Staphylococcus aureus is an important pathogen, causing a wide range of infections including sepsis, wound infections, pneumonia, and catheter-related infections. In several pathogens ClpP proteases were identified by in vivo expression technologies to be important for virulence. Clp proteolytic complexes are responsible for adaptation to multiple stresses by degrading accumulated and misfolded proteins. In this report clpP, encoding the proteolytic subunit of the ATP-dependent Clp protease, was deleted, and gene expression of DeltaclpP was determined by global transcriptional analysis using DNA-microarray technology. The transcriptional profile reveals a strong regulatory impact of ClpP on the expression of genes encoding proteins that are involved in the pathogenicity of S. aureus and adaptation of the pathogen to several stresses. Expression of the agr system and agr-dependent extracellular virulence factors was diminished. Moreover, the loss of clpP leads to a complete transcriptional derepression of genes of the CtsR- and HrcA-controlled heat shock regulon and a partial derepression of genes involved in oxidative stress response, metal homeostasis, and SOS DNA repair controlled by PerR, Fur, MntR, and LexA. The levels of transcription of genes encoding proteins involved in adaptation to anaerobic conditions potentially regulated by an Fnr-like regulator were decreased. Furthermore, the expression of genes whose products are involved in autolysis was deregulated, leading to enhanced autolysis in the mutant. Our results indicate a strong impact of ClpP proteolytic activity on virulence, stress response, and physiology in S. aureus.

FIG. 1.

(A) Growth kinetics of S. aureus 8325 wild-type (♦), 8325ΔclpP (▪), and 8325ΔclpP⁺ (▴) strains grown at 37°C, 30°C, 20°C, 42°C, and 45°C. The results are representative of three independent experiments. (B) Northern blot analysis of clpP transcription in S. aureus 8325 at various temperatures (left) and at various time points during the growth phase (at indicated OD₆₀₀ values) at 37°C.

FIG. 2.

Scanning electron microscopy of strain 8325 wild-type (A and B) and the isogenic ΔclpP mutant (C and D).
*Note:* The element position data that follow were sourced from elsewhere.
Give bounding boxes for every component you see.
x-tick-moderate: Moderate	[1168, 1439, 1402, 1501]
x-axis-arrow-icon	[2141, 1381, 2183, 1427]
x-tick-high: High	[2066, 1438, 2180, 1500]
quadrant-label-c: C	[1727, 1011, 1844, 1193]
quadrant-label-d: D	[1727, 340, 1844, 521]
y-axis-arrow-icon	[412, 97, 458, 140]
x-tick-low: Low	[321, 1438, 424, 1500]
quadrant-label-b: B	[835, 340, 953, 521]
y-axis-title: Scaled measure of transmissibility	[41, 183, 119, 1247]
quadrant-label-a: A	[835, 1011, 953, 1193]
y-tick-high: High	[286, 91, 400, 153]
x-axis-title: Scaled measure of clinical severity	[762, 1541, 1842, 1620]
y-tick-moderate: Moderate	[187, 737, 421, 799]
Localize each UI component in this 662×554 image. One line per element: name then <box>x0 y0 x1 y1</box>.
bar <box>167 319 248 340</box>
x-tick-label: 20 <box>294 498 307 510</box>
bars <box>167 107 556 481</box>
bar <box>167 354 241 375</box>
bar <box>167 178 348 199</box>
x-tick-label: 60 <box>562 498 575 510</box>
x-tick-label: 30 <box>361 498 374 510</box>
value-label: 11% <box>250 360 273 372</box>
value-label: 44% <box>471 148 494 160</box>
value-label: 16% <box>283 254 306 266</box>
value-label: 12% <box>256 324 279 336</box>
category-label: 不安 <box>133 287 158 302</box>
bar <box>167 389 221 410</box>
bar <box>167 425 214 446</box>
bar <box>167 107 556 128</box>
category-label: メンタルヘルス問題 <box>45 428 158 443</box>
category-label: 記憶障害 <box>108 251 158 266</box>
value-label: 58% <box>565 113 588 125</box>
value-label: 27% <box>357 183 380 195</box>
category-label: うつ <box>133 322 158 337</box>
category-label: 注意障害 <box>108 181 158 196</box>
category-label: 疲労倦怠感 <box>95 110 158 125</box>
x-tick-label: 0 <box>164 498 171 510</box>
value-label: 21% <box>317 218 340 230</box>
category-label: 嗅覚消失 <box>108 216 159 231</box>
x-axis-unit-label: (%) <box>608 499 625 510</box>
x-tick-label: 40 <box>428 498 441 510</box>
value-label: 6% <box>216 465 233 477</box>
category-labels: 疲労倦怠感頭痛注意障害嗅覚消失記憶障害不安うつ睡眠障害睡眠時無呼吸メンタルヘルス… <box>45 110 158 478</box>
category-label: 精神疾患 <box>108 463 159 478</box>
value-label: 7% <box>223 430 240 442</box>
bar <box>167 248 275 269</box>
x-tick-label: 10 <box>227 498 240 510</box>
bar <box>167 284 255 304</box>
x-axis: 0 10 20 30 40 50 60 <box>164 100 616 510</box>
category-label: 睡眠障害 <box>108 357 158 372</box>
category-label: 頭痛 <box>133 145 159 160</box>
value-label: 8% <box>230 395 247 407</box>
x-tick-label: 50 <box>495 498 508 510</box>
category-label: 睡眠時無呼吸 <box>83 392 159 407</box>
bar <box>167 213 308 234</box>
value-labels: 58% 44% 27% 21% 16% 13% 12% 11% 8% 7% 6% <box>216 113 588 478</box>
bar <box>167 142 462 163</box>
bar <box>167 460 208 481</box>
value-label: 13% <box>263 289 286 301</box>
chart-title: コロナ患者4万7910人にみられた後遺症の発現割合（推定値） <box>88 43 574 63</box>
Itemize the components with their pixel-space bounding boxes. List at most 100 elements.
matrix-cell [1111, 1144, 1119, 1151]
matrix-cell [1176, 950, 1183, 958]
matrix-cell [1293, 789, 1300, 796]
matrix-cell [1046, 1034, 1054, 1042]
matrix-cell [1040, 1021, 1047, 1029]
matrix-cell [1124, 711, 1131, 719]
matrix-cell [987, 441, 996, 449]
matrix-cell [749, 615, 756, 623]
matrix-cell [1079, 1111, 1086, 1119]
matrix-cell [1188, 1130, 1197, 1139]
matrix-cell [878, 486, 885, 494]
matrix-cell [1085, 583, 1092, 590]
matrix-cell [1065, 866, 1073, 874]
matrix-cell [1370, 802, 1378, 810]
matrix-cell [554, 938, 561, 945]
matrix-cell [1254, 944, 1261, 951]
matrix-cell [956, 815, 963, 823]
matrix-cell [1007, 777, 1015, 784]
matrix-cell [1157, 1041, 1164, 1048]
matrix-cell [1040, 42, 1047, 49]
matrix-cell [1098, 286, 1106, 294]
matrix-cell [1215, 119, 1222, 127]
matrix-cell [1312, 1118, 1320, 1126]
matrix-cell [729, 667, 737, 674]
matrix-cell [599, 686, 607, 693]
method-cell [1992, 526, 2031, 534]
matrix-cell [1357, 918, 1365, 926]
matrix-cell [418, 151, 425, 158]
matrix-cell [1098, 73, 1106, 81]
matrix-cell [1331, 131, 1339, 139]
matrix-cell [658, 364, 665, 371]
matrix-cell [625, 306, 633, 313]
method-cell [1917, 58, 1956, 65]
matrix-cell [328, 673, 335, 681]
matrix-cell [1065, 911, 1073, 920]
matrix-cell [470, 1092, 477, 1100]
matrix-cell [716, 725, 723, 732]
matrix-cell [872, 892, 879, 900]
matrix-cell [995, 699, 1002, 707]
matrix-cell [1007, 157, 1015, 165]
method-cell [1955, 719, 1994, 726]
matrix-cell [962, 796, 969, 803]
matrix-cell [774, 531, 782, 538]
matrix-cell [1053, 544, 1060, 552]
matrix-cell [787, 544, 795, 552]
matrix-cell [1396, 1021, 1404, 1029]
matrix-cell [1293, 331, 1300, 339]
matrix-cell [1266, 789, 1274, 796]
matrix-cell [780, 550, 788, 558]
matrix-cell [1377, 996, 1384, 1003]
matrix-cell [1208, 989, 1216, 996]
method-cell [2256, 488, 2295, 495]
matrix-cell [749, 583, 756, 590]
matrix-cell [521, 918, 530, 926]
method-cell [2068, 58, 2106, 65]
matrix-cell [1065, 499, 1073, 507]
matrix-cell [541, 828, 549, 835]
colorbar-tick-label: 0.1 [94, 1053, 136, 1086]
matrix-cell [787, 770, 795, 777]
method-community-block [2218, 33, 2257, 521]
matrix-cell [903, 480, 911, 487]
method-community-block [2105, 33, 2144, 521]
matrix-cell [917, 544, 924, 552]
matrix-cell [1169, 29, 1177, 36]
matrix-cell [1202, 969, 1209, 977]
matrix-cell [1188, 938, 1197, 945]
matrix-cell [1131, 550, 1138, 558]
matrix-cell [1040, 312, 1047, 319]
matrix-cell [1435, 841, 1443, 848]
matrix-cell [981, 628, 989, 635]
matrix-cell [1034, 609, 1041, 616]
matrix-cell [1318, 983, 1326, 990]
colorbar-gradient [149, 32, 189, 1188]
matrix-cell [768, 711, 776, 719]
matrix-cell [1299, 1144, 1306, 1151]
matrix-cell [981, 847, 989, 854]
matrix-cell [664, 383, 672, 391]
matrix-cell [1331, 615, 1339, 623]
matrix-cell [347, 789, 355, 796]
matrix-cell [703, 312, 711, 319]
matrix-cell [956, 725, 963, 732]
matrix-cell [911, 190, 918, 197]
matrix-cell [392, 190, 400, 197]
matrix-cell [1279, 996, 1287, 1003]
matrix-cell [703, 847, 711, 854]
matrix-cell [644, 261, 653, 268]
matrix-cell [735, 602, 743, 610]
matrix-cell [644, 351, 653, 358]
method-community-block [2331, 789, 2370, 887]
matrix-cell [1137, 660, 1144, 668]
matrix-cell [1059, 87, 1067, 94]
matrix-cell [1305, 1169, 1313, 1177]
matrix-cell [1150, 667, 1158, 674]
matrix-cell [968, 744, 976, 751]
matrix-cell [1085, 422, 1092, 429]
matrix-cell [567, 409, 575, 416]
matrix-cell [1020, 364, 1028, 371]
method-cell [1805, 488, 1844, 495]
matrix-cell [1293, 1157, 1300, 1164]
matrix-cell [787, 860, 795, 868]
Cells of the ΔclpP strain show a rougher and more irregular surface and decreased cell size than the wild-type strain. Preparation of samples was performed as described in Materials and Methods.

FIG. 3.

Transcriptional analysis of selected genes in 8325 wild-type (lane 1), ΔclpP (lane 2), and ΔclpP⁺ (lane 3) strains. RNA was isolated from exponentially growing cells (OD₆₀₀ of 1.0). (A) Northern blot analysis of RNAIII expression by hybridization with an RNAIII-specific probe. (B) Semiquantitative RT-PCR for transcriptional analysis of hla, fnbA, fnbB, and clfA. As a control, expression of 16S rRNA and clpP was determined.

FIG. 4.

Internalization of ΔclpP mutant cells was increased in 293T cells. Relative internalization of different isogenic mutants of strain 8325 (ΔagrA, ΔagrC, ΔclpP, and complemented ΔclpP⁺ strains) is compared to internalization of 8325 wild type (Wt). Means ± standard deviations of four experiments are given.

FIG. 5.

Autolysis of whole cells of S. aureus 8325 wild-type (♦), 8325ΔclpP (▪), and complemented mutant ΔclpP⁺ (▴) strains by Triton X-100. The results are expressed as lysis percentages as described in Materials and Methods. The average of two independent experiments is shown.

FIG. 6.

Arginine deiminase (A) and urease (B) activity of 8325 wild-type (Wt), ΔclpP, and complemented mutant ΔclpP⁺ strains after 4 h of incubation (urease) or after 16 h of incubation (arginine deiminase). API Staph test was performed according to the manufacturer's instructions (BioMérieux). +++, ++, and − indicate very high, high, and no enzymatic activity, respectively.